On the picture you can see I’ve used both techniques when I made this. The black lines are the etching and the colour is the monotype.

I did that in the following way: I made an etching on a plastic sheet as I described and put ink on it. After I took all the surplus of ink away, I made the monotype on the same sheet of plastic. In this case I’ve painted with ink.

 

At the monotype workshop in Bussum, I’m only going for the monotype. First of all because that’s what they chose to do, they didn’t choose making an etching. And second: making a monotype is a lot faster and you don’t necessarily need a press.

The students are going to introduce themselves by their artwork. They all get a linen bag and they will print their logo or design it so it really says something about them. I’m very excited to see all the creativity of the students. But maybe I’m even more curious and excited to see the results! After all, you never know how a monotype is going to look in the end.

Monotype by Marieke Noordhuis
Illustration of an open book

The secret lives of color

For my birthday I asked for the book ‘The secret lives of color’, written by Kassia St Clair.

The book is about – you guessed it – colours. It’s set up very clearly. It starts with a general text and then more detailed information.
It starts with some general information about why the book is written, about colours and their origins. Then the real deal begins: the different shades of colour.
First you read about different shades of white. The colours are broad. So in the category ‘white’ we find lead white but also silver. 

With every shade you learn a little bit more. Sometimes it’s more about the origins of a colour or how a colour used to be made. But other times it’s about battles and important people with a certain hair colour.
In almost any case, the name of the colour is explained. 

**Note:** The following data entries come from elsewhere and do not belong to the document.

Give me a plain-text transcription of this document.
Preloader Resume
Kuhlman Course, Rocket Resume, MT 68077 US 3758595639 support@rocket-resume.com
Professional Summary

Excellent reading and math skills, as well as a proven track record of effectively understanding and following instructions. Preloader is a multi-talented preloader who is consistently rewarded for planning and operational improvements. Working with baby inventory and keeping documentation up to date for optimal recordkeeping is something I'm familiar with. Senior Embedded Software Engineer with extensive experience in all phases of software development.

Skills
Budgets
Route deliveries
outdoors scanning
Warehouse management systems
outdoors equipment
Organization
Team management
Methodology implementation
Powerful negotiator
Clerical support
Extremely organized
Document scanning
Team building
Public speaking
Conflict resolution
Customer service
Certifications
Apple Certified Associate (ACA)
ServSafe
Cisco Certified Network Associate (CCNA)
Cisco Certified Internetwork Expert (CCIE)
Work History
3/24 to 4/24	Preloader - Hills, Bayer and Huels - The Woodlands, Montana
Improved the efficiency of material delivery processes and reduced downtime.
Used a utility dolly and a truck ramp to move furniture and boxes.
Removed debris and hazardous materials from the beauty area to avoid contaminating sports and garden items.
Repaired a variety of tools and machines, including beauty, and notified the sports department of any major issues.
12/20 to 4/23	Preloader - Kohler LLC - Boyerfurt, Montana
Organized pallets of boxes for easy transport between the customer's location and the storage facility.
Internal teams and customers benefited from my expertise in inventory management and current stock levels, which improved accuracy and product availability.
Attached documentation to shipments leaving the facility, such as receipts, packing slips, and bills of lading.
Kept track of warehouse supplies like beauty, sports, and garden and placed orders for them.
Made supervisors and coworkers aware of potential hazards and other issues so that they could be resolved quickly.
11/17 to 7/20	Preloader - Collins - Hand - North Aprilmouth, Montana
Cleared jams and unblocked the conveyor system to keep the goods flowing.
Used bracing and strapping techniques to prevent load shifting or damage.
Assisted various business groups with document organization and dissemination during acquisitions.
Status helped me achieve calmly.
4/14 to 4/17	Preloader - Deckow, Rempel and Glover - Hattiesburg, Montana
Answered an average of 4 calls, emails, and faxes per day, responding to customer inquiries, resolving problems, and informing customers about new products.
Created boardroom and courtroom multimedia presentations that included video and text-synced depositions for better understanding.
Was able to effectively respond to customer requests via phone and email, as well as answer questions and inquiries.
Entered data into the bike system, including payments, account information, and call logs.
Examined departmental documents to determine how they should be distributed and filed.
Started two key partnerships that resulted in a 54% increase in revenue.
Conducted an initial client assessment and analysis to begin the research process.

‘The secret lives of color’ is written so lightly! I’m rushing through the book. It makes it readable because every shade has only two or three pages text.
I like to read in the train or right before I go to sleep. The fact that there are so many put-the-book-down possibilities, makes it a practical book for me.
What makes it hard to put away is that it’s so well written!

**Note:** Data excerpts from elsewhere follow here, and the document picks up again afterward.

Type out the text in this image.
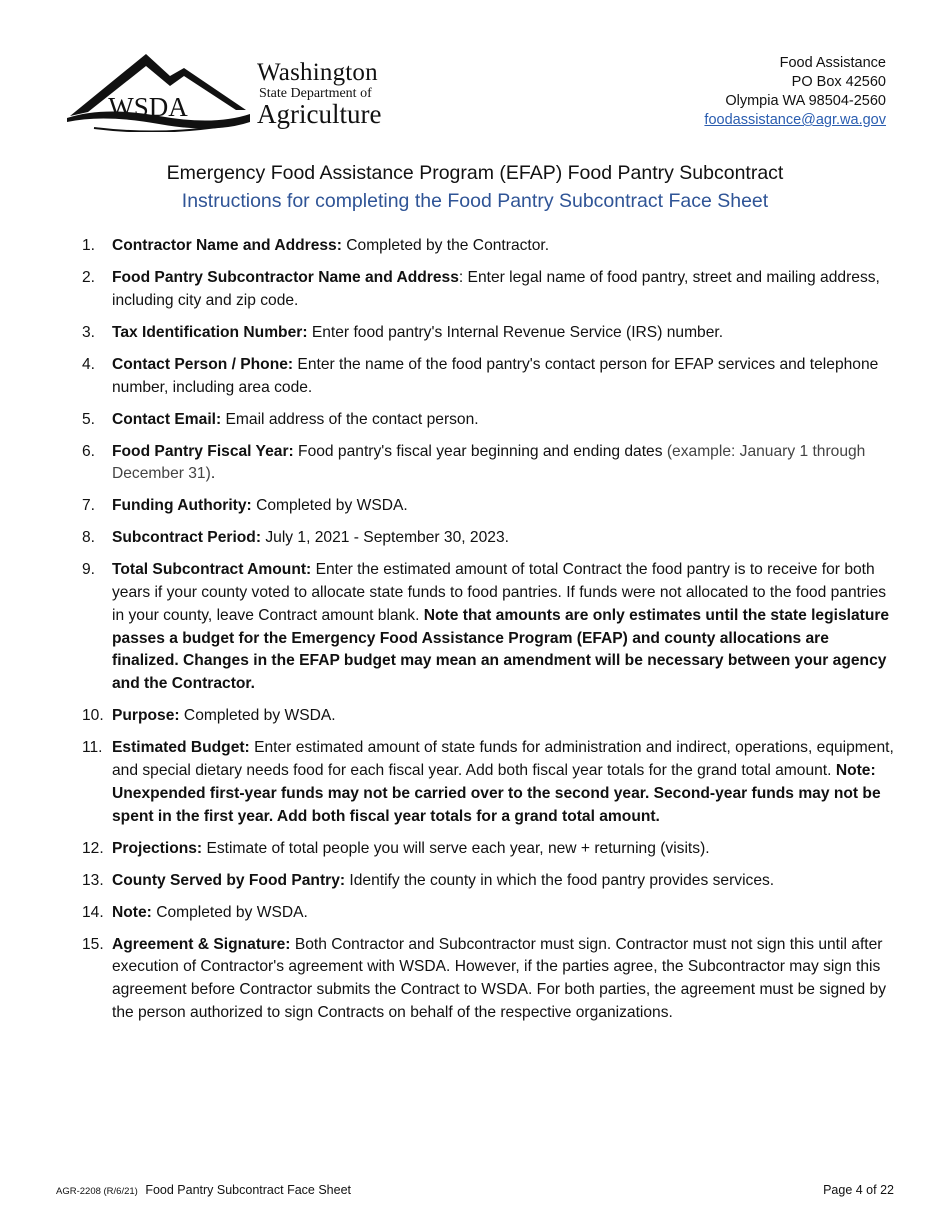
WSDA
Washington
State Department of
Agriculture
Food Assistance
PO Box 42560
Olympia WA 98504-2560
foodassistance@agr.wa.gov
Emergency Food Assistance Program (EFAP) Food Pantry Subcontract
Instructions for completing the Food Pantry Subcontract Face Sheet
1. Contractor Name and Address: Completed by the Contractor.
2. Food Pantry Subcontractor Name and Address: Enter legal name of food pantry, street and mailing address, including city and zip code.
3. Tax Identification Number: Enter food pantry's Internal Revenue Service (IRS) number.
4. Contact Person / Phone: Enter the name of the food pantry's contact person for EFAP services and telephone number, including area code.
5. Contact Email: Email address of the contact person.
6. Food Pantry Fiscal Year: Food pantry's fiscal year beginning and ending dates (example: January 1 through December 31).
7. Funding Authority: Completed by WSDA.
8. Subcontract Period: July 1, 2021 - September 30, 2023.
9. Total Subcontract Amount: Enter the estimated amount of total Contract the food pantry is to receive for both years if your county voted to allocate state funds to food pantries. If funds were not allocated to the food pantries in your county, leave Contract amount blank. Note that amounts are only estimates until the state legislature passes a budget for the Emergency Food Assistance Program (EFAP) and county allocations are finalized. Changes in the EFAP budget may mean an amendment will be necessary between your agency and the Contractor.
10. Purpose: Completed by WSDA.
11. Estimated Budget: Enter estimated amount of state funds for administration and indirect, operations, equipment, and special dietary needs food for each fiscal year. Add both fiscal year totals for the grand total amount. Note: Unexpended first-year funds may not be carried over to the second year. Second-year funds may not be spent in the first year. Add both fiscal year totals for a grand total amount.
12. Projections: Estimate of total people you will serve each year, new + returning (visits).
13. County Served by Food Pantry: Identify the county in which the food pantry provides services.
14. Note: Completed by WSDA.
15. Agreement & Signature: Both Contractor and Subcontractor must sign. Contractor must not sign this until after execution of Contractor's agreement with WSDA. However, if the parties agree, the Subcontractor may sign this agreement before Contractor submits the Contract to WSDA. For both parties, the agreement must be signed by the person authorized to sign Contracts on behalf of the respective organizations.
AGR-2208 (R/6/21) Food Pantry Subcontract Face Sheet	Page 4 of 22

Next to all the nice information in ‘the secret lives of color’ there are some beautiful quotes. There is one quote of Kandinsky: “… red that’s been brought closer to humanity by yellow”.
I think this is a wonderful description. As you can see on the website, the colour orange means a lot to me. With this company I try to bring people closer together. Sometimes that means that I bring myself closer to other people, sometimes I bring others closer to each other. That is why the colour orange means even more to me thanks to the quote of Kandinsky.